Our feeding guidelines call for the early initiation of MEF for a maximum of 24 hours. However, this study showed the initiation of MEF for more than 24 h of age and less than 72 h in both groups. Sallakh et al. demonstrated a significant reduction in time to regain birth weight with early initiation of MEF for less than 72 h [20]. This could explain our study’s finding: no difference in time between groups to gain birth weight, as they had a similar initiation time of MEF of less than 72 hours.
The major outcomes did not differ between extended MEF and early progressive feeding. However, this study was not designed to demonstrate differences in outcomes, which would have required a much larger sample size.
The main strength of this study is that it is the first to examine the relationship between the duration of MEF and the time to regain birth weight in extremely low-birth-weight infants.
However, our study is limited because of its retrospective design. Furthermore, the study population was relatively small, preventing a thorough investigation of outcomes and meaningful multivariable analyses. We did not study weight gain velocity after the neonates reached birth weight.
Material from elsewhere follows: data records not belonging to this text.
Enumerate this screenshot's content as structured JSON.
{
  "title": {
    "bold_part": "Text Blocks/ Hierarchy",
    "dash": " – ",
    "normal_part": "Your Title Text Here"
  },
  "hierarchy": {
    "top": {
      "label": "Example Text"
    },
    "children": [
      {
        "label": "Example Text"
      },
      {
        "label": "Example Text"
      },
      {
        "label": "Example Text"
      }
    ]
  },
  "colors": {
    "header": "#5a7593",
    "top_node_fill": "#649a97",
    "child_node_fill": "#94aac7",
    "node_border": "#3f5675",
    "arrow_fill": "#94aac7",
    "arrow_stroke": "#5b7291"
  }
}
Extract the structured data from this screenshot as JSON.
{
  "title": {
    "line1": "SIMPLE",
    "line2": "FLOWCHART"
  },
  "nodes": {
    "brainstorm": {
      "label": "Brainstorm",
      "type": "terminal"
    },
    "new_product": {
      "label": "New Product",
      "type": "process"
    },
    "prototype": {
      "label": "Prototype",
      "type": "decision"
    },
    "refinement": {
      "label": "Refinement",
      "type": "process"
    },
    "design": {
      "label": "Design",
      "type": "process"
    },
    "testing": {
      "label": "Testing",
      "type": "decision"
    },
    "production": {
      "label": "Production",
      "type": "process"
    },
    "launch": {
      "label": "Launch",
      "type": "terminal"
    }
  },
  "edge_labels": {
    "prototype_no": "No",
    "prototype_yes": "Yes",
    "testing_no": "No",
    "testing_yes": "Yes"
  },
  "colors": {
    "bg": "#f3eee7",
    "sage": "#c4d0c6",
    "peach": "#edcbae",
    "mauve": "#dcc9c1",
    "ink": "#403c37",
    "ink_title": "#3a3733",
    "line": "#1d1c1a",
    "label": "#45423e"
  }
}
Moreover, we could not compare the results with consideration to the efficacy of mothers’ milk and formula.
Conclusion
In summary, this study showed that an extended MEF at > 72 h did not appear to influence the time to regain birth weight in ELBW infants. Prolonged MEF is associated with a delay in achieving full enteral feeding. There was no significant difference in the prevalence of common preterm complications, such as NEC, feeding intolerance, ROP, LOS, IVH, and death before discharge.
Footnotes
Acknowledgments
The authors acknowledge the contributors: Mrs. Tawa Olayemi Olukade.
Disclosure Statements
We have nothing to disclose.
Financial Disclosures
We have no potential or actual interests to disclose.
Human Research Statement
The study was approved by the Hamad Medical Corporation Research Center (MRC-01-21-412), and the requirement for informed consent was waived. The study was conducted in accordance with the ethical standards of all applicable national and institutional committees and the World Medical Association’s Helsinki Declaration.